Revenue could top $5 billion in 2016, also according to an investor presentation obtained by Reuters.
An Uber representative said the company does not comment on rumor or speculation.
The document didn't reveal details about the ride-hailing app's expenses, which previous leaks showed far outstrip revenue. Uber recently said it plans to spend $1 billion in China and another $1 billion in India in the coming months to grow its business.
That has left analysts to wonder whether Uber will generate a profit anytime soon, especially as it battles lawsuits and regulators in Asia, Europe and the U.S. Among the issues that could become costly: Some Uber drivers want to be considered employees rather than contractors, and lawmakers want stricter background checks on drivers. About 80 percent of rider fees go to drivers.
Thilo Koslowski, vice president and automotive practice leader at research firm Gartner, said the numbers in the presentation seem "a little too high" and are probably on the top end of the company's projections, but he said he didn't doubt Uber had the potential to pull in such revenues.
"This is a gold mine for Uber," Koslowski said. "That's why the company is getting so much funding from investors. It's no secret they make a lot of revenue, we just don't know what's left after their spending. Once the spending is reduced, these revenues will turn into profits."
As for whether the company could go public within the next two years as the investor presentation forecasts, Koslowski said the San Francisco company could go public, but that doesn't mean it should.
"It doesn't seem like they have any problems securing funding and investment, and really, you want to IPO to expand your base to get more funding," he said. "I don't think the company needs that at this point."

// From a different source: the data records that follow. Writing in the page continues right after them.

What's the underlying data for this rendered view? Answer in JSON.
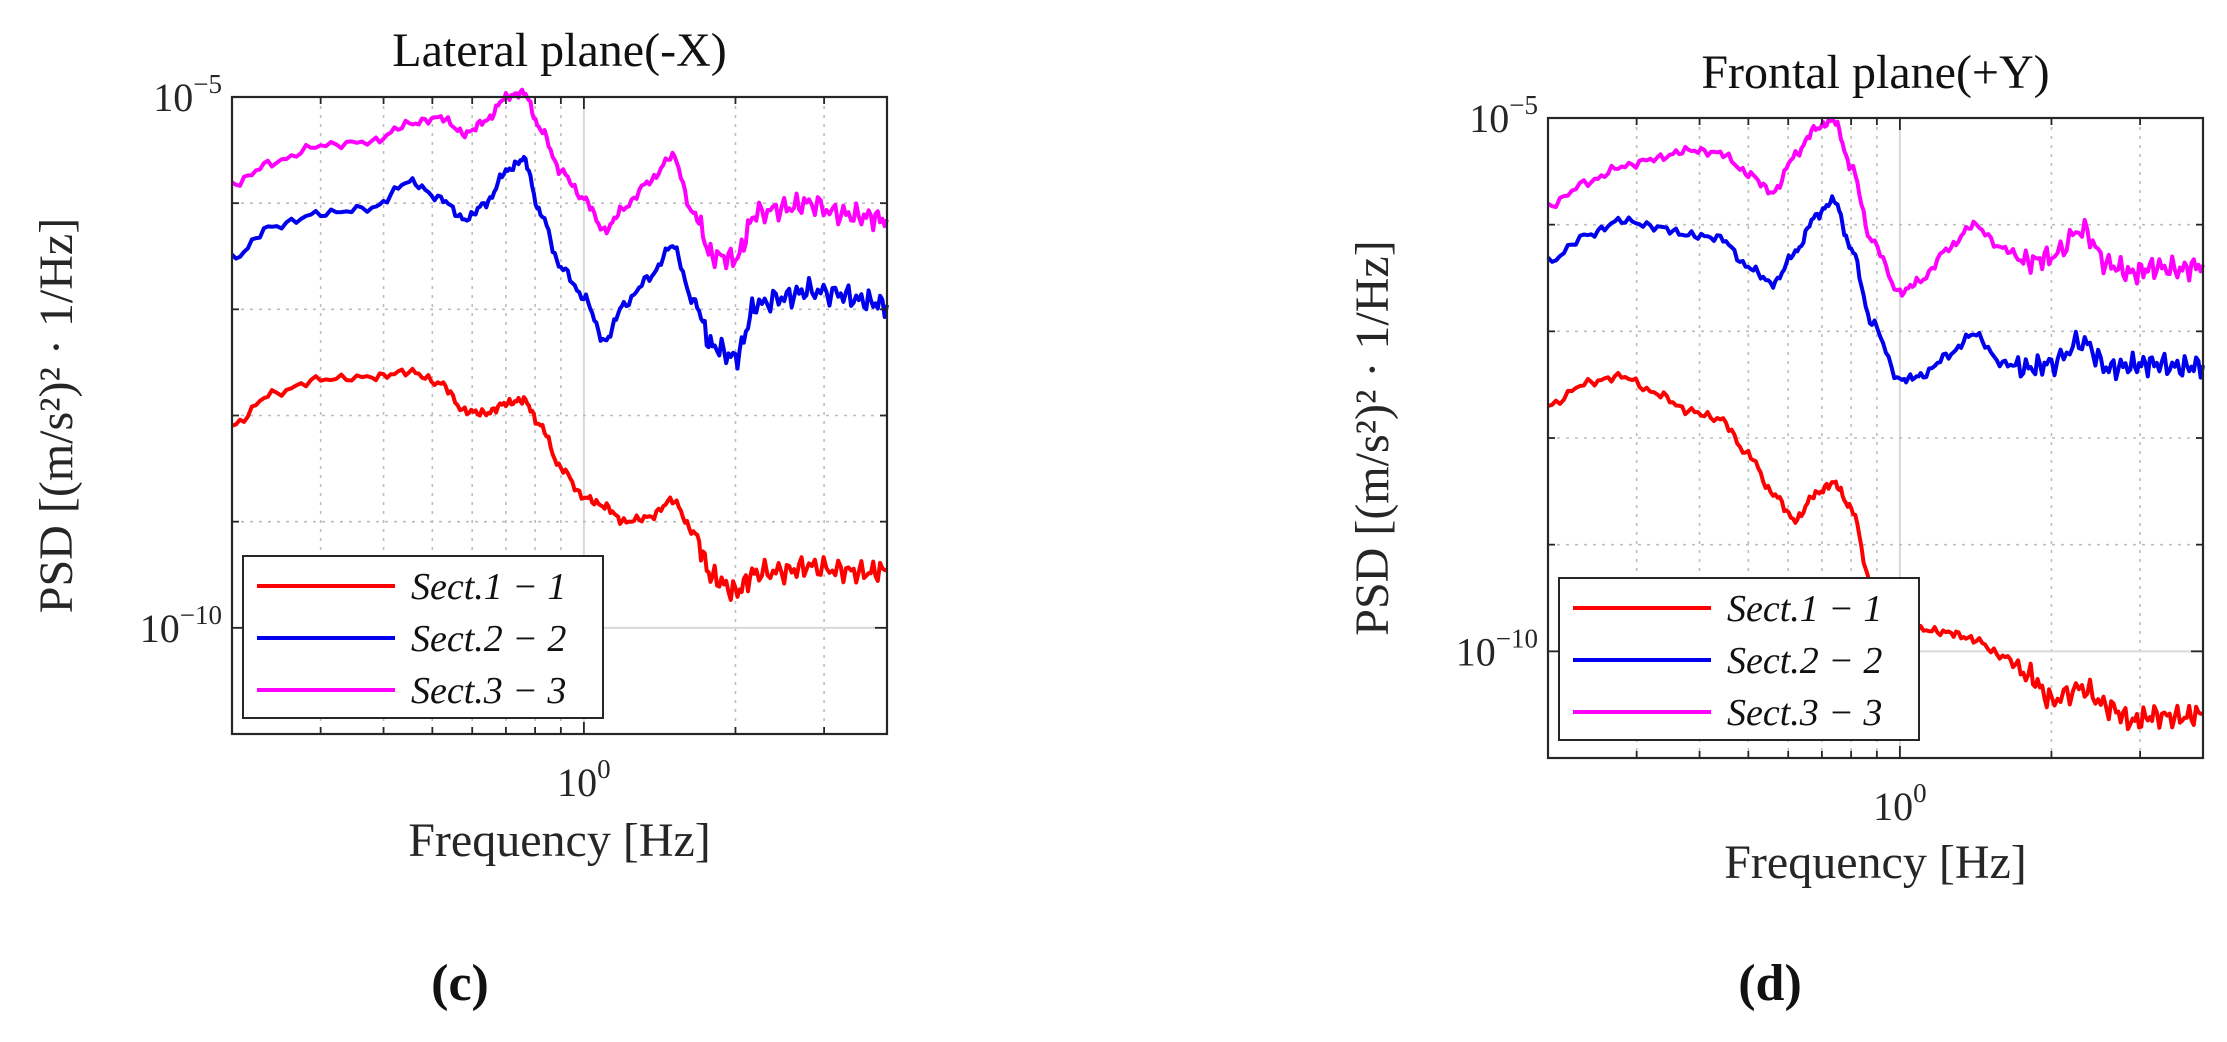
{
  "chart_data": [
    {
      "type": "line",
      "panel_label": "(c)",
      "title": "Lateral plane(-X)",
      "xlabel": "Frequency [Hz]",
      "ylabel": "PSD [(m/s²)² · 1/Hz]",
      "xscale": "log",
      "yscale": "log",
      "xlim": [
        0.2,
        4.0
      ],
      "ylim": [
        1e-11,
        1e-05
      ],
      "xticks": [
        {
          "value": 1.0,
          "base": "10",
          "exp": "0"
        }
      ],
      "yticks": [
        {
          "value": 1e-05,
          "base": "10",
          "exp": "−5"
        },
        {
          "value": 1e-10,
          "base": "10",
          "exp": "−10"
        }
      ],
      "grid": true,
      "legend_position": "bottom-left",
      "series": [
        {
          "name": "Sect.1 − 1",
          "color": "#ff0000",
          "x": [
            0.2,
            0.24,
            0.3,
            0.38,
            0.45,
            0.52,
            0.58,
            0.64,
            0.7,
            0.76,
            0.82,
            0.9,
            1.0,
            1.1,
            1.2,
            1.35,
            1.5,
            1.65,
            1.8,
            2.0,
            2.2,
            2.5,
            2.8,
            3.2,
            3.6,
            4.0
          ],
          "y": [
            8e-09,
            1.6e-08,
            2.2e-08,
            2.3e-08,
            2.6e-08,
            2e-08,
            1.1e-08,
            1.05e-08,
            1.3e-08,
            1.4e-08,
            8e-09,
            3.2e-09,
            1.7e-09,
            1.4e-09,
            1e-09,
            1.1e-09,
            1.6e-09,
            8e-10,
            3e-10,
            2.2e-10,
            3.3e-10,
            3.4e-10,
            3.8e-10,
            3.5e-10,
            3.3e-10,
            3.5e-10
          ]
        },
        {
          "name": "Sect.2 − 2",
          "color": "#0000ee",
          "x": [
            0.2,
            0.24,
            0.3,
            0.38,
            0.45,
            0.52,
            0.58,
            0.64,
            0.7,
            0.76,
            0.82,
            0.9,
            1.0,
            1.1,
            1.2,
            1.35,
            1.5,
            1.65,
            1.8,
            2.0,
            2.2,
            2.5,
            2.8,
            3.2,
            3.6,
            4.0
          ],
          "y": [
            3e-07,
            6e-07,
            8e-07,
            9e-07,
            1.6e-06,
            1.1e-06,
            7e-07,
            1e-06,
            2e-06,
            2.6e-06,
            8e-07,
            2.5e-07,
            1.3e-07,
            5e-08,
            1.1e-07,
            2e-07,
            4e-07,
            1.2e-07,
            4.5e-08,
            3.5e-08,
            1.1e-07,
            1.3e-07,
            1.5e-07,
            1.4e-07,
            1.2e-07,
            1.1e-07
          ]
        },
        {
          "name": "Sect.3 − 3",
          "color": "#ff00ff",
          "x": [
            0.2,
            0.24,
            0.3,
            0.38,
            0.45,
            0.52,
            0.58,
            0.64,
            0.7,
            0.76,
            0.82,
            0.9,
            1.0,
            1.1,
            1.2,
            1.35,
            1.5,
            1.65,
            1.8,
            2.0,
            2.2,
            2.5,
            2.8,
            3.2,
            3.6,
            4.0
          ],
          "y": [
            1.5e-06,
            2.4e-06,
            3.5e-06,
            3.8e-06,
            5.6e-06,
            6.4e-06,
            4.5e-06,
            6e-06,
            1e-05,
            1.1e-05,
            5e-06,
            2e-06,
            1.1e-06,
            5.5e-07,
            9e-07,
            1.6e-06,
            2.8e-06,
            8e-07,
            3.2e-07,
            3e-07,
            8e-07,
            9e-07,
            1e-06,
            8e-07,
            7.5e-07,
            7e-07
          ]
        }
      ]
    },
    {
      "type": "line",
      "panel_label": "(d)",
      "title": "Frontal plane(+Y)",
      "xlabel": "Frequency [Hz]",
      "ylabel": "PSD [(m/s²)² · 1/Hz]",
      "xscale": "log",
      "yscale": "log",
      "xlim": [
        0.2,
        4.0
      ],
      "ylim": [
        1e-11,
        1e-05
      ],
      "xticks": [
        {
          "value": 1.0,
          "base": "10",
          "exp": "0"
        }
      ],
      "yticks": [
        {
          "value": 1e-05,
          "base": "10",
          "exp": "−5"
        },
        {
          "value": 1e-10,
          "base": "10",
          "exp": "−10"
        }
      ],
      "grid": true,
      "legend_position": "bottom-left",
      "series": [
        {
          "name": "Sect.1 − 1",
          "color": "#ff0000",
          "x": [
            0.2,
            0.24,
            0.28,
            0.33,
            0.38,
            0.44,
            0.5,
            0.56,
            0.62,
            0.68,
            0.74,
            0.8,
            0.88,
            1.0,
            1.1,
            1.25,
            1.4,
            1.6,
            1.8,
            2.0,
            2.3,
            2.6,
            2.9,
            3.2,
            3.6,
            4.0
          ],
          "y": [
            2e-08,
            3.3e-08,
            3.8e-08,
            2.6e-08,
            1.8e-08,
            1.5e-08,
            7e-09,
            3e-09,
            1.7e-09,
            3e-09,
            3.8e-09,
            2.2e-09,
            4e-10,
            2.5e-10,
            1.6e-10,
            1.5e-10,
            1.3e-10,
            9e-11,
            6e-11,
            3.5e-11,
            4.5e-11,
            3e-11,
            2.2e-11,
            2.5e-11,
            2.4e-11,
            2.6e-11
          ]
        },
        {
          "name": "Sect.2 − 2",
          "color": "#0000ee",
          "x": [
            0.2,
            0.24,
            0.28,
            0.33,
            0.38,
            0.44,
            0.5,
            0.56,
            0.62,
            0.68,
            0.74,
            0.8,
            0.88,
            1.0,
            1.1,
            1.25,
            1.4,
            1.6,
            1.8,
            2.0,
            2.3,
            2.6,
            2.9,
            3.2,
            3.6,
            4.0
          ],
          "y": [
            4.5e-07,
            8e-07,
            1.1e-06,
            9.5e-07,
            8e-07,
            7.5e-07,
            4e-07,
            2.8e-07,
            5.5e-07,
            1.2e-06,
            1.7e-06,
            6e-07,
            1.2e-07,
            3.5e-08,
            3.8e-08,
            6e-08,
            9.5e-08,
            5e-08,
            4.5e-08,
            5e-08,
            8e-08,
            4.5e-08,
            4.8e-08,
            5e-08,
            4.6e-08,
            4.8e-08
          ]
        },
        {
          "name": "Sect.3 − 3",
          "color": "#ff00ff",
          "x": [
            0.2,
            0.24,
            0.28,
            0.33,
            0.38,
            0.44,
            0.5,
            0.56,
            0.62,
            0.68,
            0.74,
            0.8,
            0.88,
            1.0,
            1.1,
            1.25,
            1.4,
            1.6,
            1.8,
            2.0,
            2.3,
            2.6,
            2.9,
            3.2,
            3.6,
            4.0
          ],
          "y": [
            1.5e-06,
            2.5e-06,
            3.5e-06,
            4.2e-06,
            5e-06,
            4.7e-06,
            3e-06,
            2e-06,
            4.5e-06,
            8e-06,
            9.5e-06,
            3.5e-06,
            7e-07,
            2.3e-07,
            3e-07,
            6e-07,
            1e-06,
            6e-07,
            4.5e-07,
            5e-07,
            9e-07,
            4.2e-07,
            3.5e-07,
            4e-07,
            3.8e-07,
            4.2e-07
          ]
        }
      ]
    }
  ]
}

Hugh Tallents, a partner at management consultancy Cg42, said Uber also has reason to hold off on an IPO because "their command and control structure doesn't lend itself to increased market scrutiny."
According to Tallents, Uber's unresolved regulatory and legal issues might spook investors in the public market, whereas private investors seem less concerned.

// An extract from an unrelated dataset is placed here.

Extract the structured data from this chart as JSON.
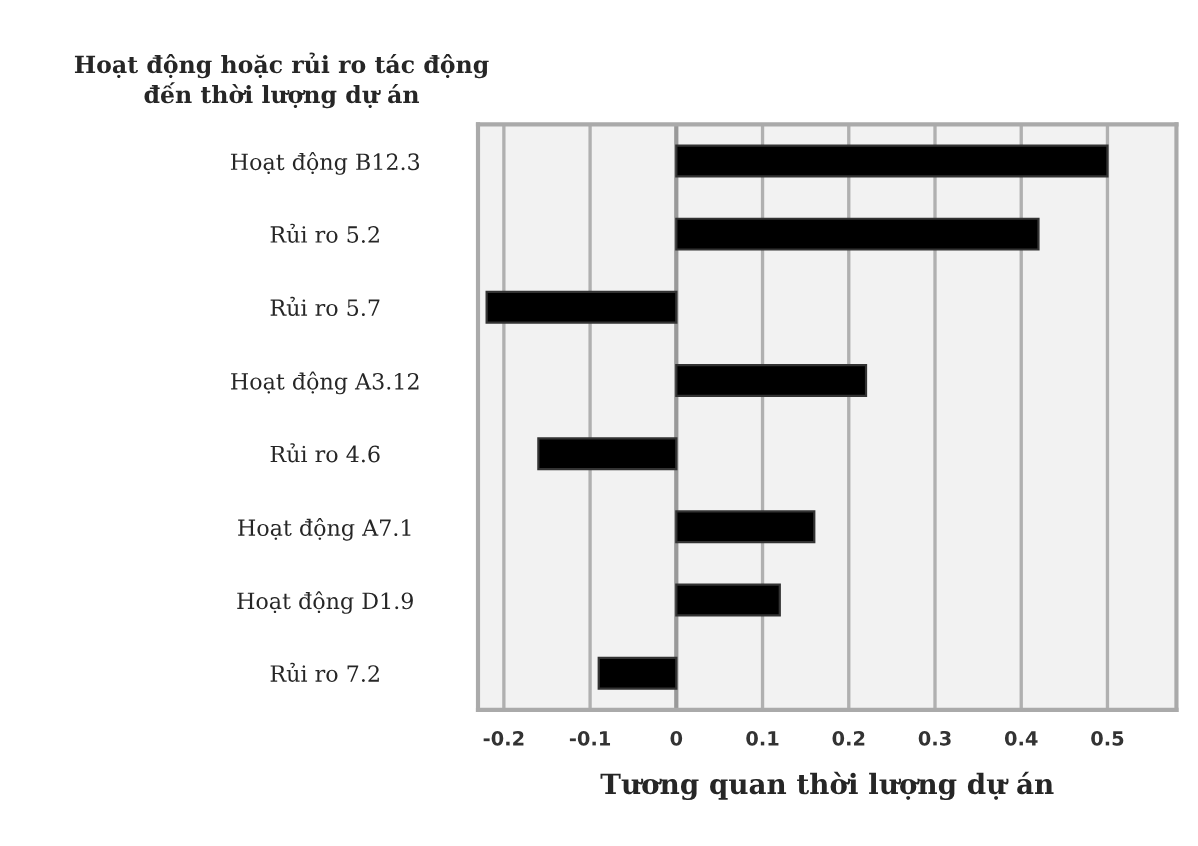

"I think private investors still have some patience because they can see the hockey stick still trending upwards," he said.

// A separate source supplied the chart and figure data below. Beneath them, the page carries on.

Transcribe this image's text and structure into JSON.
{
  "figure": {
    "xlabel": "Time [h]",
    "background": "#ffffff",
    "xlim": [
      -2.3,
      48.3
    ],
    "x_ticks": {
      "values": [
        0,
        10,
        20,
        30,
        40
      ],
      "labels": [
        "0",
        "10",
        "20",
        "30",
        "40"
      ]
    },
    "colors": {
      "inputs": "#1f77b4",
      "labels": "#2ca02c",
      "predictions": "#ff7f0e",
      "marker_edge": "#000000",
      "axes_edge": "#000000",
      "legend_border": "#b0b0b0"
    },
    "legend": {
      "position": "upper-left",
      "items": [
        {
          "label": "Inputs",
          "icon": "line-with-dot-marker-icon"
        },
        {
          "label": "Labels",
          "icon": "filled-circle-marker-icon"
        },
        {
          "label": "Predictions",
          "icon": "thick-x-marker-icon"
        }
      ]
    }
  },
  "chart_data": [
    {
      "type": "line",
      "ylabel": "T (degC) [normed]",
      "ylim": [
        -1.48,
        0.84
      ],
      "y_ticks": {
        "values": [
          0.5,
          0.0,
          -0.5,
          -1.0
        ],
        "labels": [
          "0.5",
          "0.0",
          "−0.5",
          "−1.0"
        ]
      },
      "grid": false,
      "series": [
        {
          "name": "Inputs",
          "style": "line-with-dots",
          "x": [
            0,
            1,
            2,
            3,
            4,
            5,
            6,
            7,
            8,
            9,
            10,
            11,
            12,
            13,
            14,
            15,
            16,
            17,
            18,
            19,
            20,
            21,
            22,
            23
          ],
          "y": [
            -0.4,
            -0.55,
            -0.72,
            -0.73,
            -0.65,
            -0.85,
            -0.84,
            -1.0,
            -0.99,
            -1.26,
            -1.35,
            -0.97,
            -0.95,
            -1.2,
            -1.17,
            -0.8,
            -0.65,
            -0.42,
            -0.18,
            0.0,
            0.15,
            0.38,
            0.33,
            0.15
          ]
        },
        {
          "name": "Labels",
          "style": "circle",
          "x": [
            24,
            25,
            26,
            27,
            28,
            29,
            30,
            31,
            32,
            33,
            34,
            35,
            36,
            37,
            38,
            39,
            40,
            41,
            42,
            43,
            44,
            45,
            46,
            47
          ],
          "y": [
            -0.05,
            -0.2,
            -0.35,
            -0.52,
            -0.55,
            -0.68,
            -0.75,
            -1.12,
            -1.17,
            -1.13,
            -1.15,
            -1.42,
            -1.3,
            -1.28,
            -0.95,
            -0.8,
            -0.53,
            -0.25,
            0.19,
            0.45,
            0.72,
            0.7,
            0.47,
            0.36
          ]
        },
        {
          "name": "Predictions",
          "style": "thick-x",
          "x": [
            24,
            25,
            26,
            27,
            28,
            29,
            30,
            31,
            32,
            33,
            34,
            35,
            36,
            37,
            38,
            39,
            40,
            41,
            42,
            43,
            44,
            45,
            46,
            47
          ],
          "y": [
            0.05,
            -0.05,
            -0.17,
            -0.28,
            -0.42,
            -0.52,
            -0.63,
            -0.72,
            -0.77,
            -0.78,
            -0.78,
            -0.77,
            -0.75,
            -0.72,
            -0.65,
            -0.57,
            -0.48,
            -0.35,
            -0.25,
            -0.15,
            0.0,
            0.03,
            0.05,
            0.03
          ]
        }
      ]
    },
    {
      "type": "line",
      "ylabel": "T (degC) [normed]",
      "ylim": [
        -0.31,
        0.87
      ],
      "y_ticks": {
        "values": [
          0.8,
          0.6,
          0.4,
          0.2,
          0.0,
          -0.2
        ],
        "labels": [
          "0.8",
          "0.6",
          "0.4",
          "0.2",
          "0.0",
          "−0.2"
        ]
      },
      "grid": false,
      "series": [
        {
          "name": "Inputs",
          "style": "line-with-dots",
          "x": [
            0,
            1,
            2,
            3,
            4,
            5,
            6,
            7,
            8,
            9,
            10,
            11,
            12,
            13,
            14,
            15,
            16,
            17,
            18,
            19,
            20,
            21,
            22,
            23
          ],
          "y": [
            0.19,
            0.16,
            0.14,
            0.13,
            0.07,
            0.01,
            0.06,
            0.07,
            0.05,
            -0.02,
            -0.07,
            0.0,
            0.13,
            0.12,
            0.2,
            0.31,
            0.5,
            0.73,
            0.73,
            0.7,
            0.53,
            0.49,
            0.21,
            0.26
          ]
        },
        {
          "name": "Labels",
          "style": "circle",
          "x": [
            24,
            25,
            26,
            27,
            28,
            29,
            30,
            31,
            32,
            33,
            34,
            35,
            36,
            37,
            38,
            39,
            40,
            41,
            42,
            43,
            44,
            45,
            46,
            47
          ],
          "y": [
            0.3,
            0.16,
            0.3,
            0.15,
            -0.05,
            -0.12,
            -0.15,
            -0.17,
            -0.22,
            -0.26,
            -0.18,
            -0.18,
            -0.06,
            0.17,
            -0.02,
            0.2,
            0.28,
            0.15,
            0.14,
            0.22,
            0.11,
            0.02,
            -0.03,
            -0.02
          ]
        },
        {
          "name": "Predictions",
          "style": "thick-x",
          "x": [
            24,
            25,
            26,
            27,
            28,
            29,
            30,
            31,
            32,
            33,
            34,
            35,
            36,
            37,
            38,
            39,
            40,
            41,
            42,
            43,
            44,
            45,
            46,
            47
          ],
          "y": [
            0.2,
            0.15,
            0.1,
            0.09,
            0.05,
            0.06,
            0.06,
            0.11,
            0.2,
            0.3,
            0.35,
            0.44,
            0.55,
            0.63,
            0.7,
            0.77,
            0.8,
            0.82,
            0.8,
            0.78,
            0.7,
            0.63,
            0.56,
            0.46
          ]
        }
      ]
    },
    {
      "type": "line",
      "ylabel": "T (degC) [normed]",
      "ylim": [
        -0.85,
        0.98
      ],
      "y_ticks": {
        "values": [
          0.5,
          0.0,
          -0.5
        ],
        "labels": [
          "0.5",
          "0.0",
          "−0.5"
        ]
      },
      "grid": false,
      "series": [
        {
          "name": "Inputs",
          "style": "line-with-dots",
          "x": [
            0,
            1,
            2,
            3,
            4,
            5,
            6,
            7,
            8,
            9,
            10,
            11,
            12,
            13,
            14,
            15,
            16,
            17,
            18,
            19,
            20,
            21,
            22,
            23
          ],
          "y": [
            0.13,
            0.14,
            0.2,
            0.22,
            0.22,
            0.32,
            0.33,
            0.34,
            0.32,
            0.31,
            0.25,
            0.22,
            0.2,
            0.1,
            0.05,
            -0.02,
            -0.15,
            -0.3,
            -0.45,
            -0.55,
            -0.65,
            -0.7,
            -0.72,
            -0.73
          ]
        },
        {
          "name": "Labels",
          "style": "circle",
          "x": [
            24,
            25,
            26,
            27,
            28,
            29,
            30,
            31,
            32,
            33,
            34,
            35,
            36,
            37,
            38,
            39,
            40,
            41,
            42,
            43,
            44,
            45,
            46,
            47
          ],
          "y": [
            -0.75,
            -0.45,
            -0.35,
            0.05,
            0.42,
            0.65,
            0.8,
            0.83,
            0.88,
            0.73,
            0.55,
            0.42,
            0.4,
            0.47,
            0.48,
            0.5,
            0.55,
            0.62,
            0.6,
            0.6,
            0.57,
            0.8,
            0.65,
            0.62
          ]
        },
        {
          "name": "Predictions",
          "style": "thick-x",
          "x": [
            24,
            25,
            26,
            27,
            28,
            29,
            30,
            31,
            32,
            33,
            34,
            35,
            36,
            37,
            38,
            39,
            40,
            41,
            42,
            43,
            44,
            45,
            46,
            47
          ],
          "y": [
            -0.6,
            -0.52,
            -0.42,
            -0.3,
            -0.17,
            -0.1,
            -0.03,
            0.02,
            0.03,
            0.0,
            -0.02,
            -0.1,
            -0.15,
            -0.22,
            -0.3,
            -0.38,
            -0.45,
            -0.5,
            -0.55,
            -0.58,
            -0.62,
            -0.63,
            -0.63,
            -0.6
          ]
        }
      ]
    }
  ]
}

The highest-valued start-up in the U.S. at an estimated worth of close to $50 billion, Uber has billions of dollars in venture capital to keep humming. The leaked presentation, which cited China Life Insurance Co. and China Taiping Insurance as among Uber's newest investors, was aimed at soliciting even more cash. Another infusion would coming through an initial public offering, expected to occur in the next two years, Reuters said, citing the presentation.